Law firms retained to pursue fore­closure against homeowners are “debt collectors” subject to the federal Fair Debt Collection Practices Act, a fed­eral appeals court ruled in a case in­volving law firm Sam­uel I. White PC from Virginia Beach, Virginia.

In its published 3-0 decision, the 4th U.S. Circuit Court of Appeals rejected a Rockville, Maryland, firm’s argument that foreclosure is not an effort to collect a debt but to pursue the mortgagee’s right to the property after the debt has clearly gone unpaid.

A foreclosure action is in fact an at­tempt to collect a debt, albeit by more extreme means, insofar as the home­owner’s financial obligation remains even as a foreclosure proceeding be­gins, the 4th Circuit said Oct. 7. If the law did not apply to foreclosure pro­ceedings, the law’s goal of protecting debtors from unfair collection practic­es would be thwarted, the court add­ed.

The law firm’s argument, “if accept­ed, would create an enormous loop­hole in the act immunizing any debt from coverage if that debt happened to be secured by a real property inter­est and foreclosure proceedings were used to collect the debt,” Judge Paul V. Niemeyer wrote for the 4th Circuit. “We see no reason to make an excep­tion to the act when the debt collec­tor used foreclosure instead of other methods.”

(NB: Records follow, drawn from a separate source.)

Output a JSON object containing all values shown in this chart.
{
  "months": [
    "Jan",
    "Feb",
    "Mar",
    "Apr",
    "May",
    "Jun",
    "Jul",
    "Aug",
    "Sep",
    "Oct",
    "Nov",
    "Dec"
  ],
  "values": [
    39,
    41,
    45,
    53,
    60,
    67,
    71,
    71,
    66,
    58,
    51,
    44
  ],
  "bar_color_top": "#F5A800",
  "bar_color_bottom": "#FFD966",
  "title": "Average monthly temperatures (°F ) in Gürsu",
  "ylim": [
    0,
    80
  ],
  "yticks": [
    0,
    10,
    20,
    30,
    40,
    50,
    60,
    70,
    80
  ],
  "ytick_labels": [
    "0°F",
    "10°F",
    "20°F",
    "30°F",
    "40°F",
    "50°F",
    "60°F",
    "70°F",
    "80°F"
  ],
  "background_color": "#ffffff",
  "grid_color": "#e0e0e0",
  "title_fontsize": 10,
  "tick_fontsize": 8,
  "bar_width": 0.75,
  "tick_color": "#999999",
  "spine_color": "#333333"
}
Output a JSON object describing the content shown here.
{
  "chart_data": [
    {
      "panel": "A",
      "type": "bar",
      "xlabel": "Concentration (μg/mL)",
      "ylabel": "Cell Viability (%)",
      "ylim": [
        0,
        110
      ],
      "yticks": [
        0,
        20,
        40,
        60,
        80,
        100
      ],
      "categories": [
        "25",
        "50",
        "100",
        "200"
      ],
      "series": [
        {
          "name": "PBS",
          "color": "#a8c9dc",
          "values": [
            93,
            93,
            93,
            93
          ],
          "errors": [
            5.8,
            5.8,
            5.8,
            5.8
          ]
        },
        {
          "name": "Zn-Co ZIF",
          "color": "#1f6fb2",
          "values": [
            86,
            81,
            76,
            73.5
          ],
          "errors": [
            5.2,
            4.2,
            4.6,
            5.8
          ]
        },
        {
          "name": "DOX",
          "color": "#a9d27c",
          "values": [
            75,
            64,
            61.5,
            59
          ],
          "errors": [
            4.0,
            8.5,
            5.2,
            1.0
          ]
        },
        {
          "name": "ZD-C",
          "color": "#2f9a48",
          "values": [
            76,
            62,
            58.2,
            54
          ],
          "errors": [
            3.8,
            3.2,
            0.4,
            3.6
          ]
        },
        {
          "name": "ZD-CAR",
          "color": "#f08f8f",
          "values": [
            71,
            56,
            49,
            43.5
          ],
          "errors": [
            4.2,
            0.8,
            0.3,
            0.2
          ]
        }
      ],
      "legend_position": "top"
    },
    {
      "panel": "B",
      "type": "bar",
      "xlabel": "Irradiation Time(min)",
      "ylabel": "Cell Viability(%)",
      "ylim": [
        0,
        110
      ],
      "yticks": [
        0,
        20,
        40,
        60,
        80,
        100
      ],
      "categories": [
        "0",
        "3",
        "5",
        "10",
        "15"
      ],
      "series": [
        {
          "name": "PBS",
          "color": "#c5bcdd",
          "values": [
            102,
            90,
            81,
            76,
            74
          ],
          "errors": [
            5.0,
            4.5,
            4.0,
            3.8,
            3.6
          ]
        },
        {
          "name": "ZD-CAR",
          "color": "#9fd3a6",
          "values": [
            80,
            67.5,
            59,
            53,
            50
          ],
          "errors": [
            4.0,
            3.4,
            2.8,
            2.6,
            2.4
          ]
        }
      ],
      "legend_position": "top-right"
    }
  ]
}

The court’s decision revived home­owner Renee L. McCray lawsuit against the White firm and the sub­stitute trustees seeking foreclosure of her property after she allegedly failed to make payments to the mortgage servicer, Wells Fargo. McCray alleges the White firm and trustees violated the FDCPA by failing to provide ade­quate notice and respond to requested information about her debt.

The appeals court said the federal law defines debt collector as one “who regularly collects or attempts to col­lect, directly or indirectly, debts owed or due or asserted to be owed or due another.” Under this definition, debt collectors include firms hired by a creditor seeking foreclosure, the 4th Circuit said.

The 4th Circuit also noted the White firm’s message to McCray about the coming foreclosure action belied its argument that it was not a debt col­lector.

The message not only provided specific loan information, including the lender’s name and the amount required to cure the default, but con­cluded with the following statement, the 4th Circuit said: “This is an at­tempt to collect a debt. This is a com­munication from a debt collector. Any information obtained will be used for that purpose.”

White-firm attorney Robert H. Hillman, who argued the case on be­half of the practice, said he was not surprised by the ruling as the law is fairly clear that firms pursuing fore­closure are “debt collectors.” He add­ed that the White firm is prepared to defend its actions as in keeping with the FDCPA.

McCray’s appellate attorney, Ken­zie M. Rakes of Raleigh, agreed that the court’s decision followed ex­isting law and “clarified when a per­son does or does not qualify as a debt collector.”

The 4th Circuit decision is McCray v. Samuel I. White PC.